ACCURACY ANALYSIS OF SENTINEL 2A AND LANDSAT 8 OLI+ SATELLITE DATASETS OVER KANO STATE (NIGERIA) USING VEGETATION SPECTRAL INDICES

O. A. Isioye, E. A. Akomolafe, and U. H. Ikwueze O. A. Isioye et al.
  • Department of Geomatics, Faculty of Environmental Design, Ahmadu Bello University, Samaru, Zaria, Nigeria

Keywords: Sentinel-2A, Landsat-8, NDVI, GCI, MSI, LAI, Spectral Indices

Abstract. This study explores the capabilities of Sentinel-2 over Landsat-8 Operational Land Imager (OLI) imageries for vegetation monitoring in the vegetated region of Minjibir LGA in Kano State. Accurate vegetation mapping is essential for monitoring crop and sustainable agricultural practice. Vegetation indices, comprising the Normalized Difference Vegetation Index (NDVI), Green Chlorophyll Index (GCI), Leaf Area Index (LAI) and Moisture Stress Index (MSI) were determined for each year. The findings showed an increase in Sentinel 2A value of the vegetation indices with respect to Landsat 8 throughout the time of the study (2015–2019). The best average performance over the supervised classification was obtained using Sentinel-2A bands, which are dependent on the training sample and resolution.
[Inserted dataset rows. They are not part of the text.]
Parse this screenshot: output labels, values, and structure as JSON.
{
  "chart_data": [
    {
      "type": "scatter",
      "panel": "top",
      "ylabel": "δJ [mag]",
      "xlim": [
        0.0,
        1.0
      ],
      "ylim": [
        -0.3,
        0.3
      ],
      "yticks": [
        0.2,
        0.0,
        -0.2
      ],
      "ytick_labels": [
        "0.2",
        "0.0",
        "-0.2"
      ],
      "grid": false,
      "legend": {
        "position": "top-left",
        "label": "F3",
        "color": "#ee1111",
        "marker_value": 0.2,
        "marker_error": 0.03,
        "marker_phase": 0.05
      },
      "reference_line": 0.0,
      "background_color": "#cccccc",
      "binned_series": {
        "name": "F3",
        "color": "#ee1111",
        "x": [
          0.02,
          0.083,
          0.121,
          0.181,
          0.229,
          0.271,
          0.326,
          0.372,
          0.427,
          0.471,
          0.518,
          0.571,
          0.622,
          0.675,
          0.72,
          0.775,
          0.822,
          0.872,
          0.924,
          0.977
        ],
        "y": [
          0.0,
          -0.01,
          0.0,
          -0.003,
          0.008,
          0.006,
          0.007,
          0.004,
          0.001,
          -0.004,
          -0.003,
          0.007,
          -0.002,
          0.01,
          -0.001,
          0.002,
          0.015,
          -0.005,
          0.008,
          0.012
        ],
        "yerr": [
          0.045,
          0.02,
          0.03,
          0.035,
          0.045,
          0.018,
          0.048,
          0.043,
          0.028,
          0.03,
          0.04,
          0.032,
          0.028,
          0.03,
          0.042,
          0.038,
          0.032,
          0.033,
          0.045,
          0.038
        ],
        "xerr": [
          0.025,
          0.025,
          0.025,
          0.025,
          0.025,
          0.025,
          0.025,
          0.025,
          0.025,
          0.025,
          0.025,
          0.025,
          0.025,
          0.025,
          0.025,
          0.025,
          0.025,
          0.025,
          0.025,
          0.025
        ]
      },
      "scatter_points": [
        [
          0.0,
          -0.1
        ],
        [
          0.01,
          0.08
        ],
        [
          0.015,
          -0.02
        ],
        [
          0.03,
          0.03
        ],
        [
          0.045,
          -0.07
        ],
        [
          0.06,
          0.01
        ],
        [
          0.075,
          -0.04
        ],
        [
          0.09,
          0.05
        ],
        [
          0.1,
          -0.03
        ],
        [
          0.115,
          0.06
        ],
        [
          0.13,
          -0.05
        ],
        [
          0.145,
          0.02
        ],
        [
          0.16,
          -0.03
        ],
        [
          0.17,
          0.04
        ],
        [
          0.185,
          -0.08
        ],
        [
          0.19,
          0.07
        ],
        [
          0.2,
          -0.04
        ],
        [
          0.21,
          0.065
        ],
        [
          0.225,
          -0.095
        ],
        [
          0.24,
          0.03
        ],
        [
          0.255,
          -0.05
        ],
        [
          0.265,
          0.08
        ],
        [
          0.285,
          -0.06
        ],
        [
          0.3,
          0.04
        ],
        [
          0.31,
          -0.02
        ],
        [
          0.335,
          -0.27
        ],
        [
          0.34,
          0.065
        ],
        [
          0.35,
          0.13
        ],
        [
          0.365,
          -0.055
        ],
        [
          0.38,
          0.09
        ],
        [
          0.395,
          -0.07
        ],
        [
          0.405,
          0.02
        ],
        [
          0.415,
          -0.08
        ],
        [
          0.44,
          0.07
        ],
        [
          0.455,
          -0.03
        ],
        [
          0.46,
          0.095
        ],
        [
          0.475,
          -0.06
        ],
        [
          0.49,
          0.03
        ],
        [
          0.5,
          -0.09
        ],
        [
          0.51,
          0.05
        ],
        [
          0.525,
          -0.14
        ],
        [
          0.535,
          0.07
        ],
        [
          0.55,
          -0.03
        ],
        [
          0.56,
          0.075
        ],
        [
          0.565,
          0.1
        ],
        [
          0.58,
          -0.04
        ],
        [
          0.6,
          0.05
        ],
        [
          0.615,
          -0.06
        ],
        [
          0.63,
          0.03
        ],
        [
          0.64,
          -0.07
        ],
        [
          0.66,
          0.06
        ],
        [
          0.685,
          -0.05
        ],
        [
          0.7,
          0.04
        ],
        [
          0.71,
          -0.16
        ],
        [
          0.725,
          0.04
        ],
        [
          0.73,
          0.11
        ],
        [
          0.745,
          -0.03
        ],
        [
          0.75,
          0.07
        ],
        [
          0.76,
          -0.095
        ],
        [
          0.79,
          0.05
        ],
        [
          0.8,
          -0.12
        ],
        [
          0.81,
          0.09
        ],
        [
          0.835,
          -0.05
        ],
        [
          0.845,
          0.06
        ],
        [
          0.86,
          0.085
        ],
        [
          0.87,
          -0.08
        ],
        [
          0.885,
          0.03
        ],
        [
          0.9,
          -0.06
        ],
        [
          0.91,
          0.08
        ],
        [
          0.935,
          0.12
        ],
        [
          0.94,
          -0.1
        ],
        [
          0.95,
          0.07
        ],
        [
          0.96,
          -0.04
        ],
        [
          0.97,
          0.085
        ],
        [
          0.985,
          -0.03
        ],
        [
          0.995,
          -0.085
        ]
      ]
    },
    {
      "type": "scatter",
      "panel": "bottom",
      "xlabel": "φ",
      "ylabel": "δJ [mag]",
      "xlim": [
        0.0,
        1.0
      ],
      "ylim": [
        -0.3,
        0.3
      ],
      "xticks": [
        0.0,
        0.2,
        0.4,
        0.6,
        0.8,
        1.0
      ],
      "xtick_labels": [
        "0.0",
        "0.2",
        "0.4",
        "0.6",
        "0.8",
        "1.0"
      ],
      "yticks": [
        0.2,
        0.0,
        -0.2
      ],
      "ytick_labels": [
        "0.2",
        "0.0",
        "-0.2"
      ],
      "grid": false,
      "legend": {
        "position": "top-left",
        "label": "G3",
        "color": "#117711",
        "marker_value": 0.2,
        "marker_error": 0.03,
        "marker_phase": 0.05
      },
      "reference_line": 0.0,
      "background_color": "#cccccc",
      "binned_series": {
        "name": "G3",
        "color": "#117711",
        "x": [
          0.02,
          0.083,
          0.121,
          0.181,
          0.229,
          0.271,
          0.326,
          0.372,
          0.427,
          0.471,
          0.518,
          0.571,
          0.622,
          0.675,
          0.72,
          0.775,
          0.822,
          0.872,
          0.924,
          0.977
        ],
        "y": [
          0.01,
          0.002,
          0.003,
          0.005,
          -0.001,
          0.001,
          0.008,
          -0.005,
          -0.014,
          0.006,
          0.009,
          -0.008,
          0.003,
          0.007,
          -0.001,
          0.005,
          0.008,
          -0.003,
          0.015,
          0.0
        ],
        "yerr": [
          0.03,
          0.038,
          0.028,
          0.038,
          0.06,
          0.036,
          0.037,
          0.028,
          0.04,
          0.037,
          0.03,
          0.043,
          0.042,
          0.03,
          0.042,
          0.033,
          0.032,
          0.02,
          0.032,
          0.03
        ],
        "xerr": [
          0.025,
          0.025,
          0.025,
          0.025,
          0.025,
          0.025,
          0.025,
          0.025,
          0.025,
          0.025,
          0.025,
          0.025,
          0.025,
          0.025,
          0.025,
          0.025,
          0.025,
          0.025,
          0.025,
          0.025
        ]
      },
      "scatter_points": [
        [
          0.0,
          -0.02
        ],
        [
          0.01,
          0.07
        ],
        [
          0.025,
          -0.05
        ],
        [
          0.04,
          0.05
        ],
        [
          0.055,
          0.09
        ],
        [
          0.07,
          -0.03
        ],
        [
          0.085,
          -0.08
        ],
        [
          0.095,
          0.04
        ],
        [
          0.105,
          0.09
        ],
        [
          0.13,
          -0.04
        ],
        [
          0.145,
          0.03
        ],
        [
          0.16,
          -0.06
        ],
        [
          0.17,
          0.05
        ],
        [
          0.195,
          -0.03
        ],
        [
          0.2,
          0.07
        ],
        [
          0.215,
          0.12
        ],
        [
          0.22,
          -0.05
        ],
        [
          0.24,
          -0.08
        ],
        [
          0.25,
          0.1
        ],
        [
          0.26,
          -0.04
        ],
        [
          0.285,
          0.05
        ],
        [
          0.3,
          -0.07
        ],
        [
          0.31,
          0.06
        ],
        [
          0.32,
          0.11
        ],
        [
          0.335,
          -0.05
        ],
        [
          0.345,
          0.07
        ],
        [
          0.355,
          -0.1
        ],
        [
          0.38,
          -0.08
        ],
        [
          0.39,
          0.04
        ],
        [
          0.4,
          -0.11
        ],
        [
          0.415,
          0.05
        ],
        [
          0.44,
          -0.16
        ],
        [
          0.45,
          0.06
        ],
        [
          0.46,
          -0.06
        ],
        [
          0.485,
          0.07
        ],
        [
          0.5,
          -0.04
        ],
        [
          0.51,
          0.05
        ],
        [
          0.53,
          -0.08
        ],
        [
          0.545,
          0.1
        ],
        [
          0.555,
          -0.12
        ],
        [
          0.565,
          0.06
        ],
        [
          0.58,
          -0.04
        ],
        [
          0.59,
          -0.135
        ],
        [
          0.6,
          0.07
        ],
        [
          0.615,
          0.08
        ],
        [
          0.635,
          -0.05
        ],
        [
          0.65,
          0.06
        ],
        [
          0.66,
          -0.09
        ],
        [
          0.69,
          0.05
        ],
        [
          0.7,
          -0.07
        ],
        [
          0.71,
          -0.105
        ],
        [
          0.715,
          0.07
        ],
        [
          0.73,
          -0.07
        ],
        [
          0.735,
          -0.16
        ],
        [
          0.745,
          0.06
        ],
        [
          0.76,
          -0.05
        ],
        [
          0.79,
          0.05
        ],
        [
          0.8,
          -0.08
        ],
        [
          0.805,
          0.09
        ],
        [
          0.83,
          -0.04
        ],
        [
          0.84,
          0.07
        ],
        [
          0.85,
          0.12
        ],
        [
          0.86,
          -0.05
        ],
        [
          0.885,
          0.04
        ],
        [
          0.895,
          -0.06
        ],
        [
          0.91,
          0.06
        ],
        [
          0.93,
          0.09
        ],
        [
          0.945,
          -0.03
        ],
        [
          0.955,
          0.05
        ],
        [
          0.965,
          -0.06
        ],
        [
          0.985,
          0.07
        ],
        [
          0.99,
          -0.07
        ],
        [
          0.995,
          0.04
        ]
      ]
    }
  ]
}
While the spectral consistency of the data was inferred by cross-calibration analysis using regression analysis. The spatial consistency was assessed by descriptive statistical analysis of examined variables. Regarding the spatial consistency, the mean and standard deviation values of all variables were steady for all seasons excluding for the mean value of the LAI and MSI. Based on this finding, it is recommended that Sentinel-2A data could be used as a complementary data source with Landsat 8 OLI in vegetation assessment.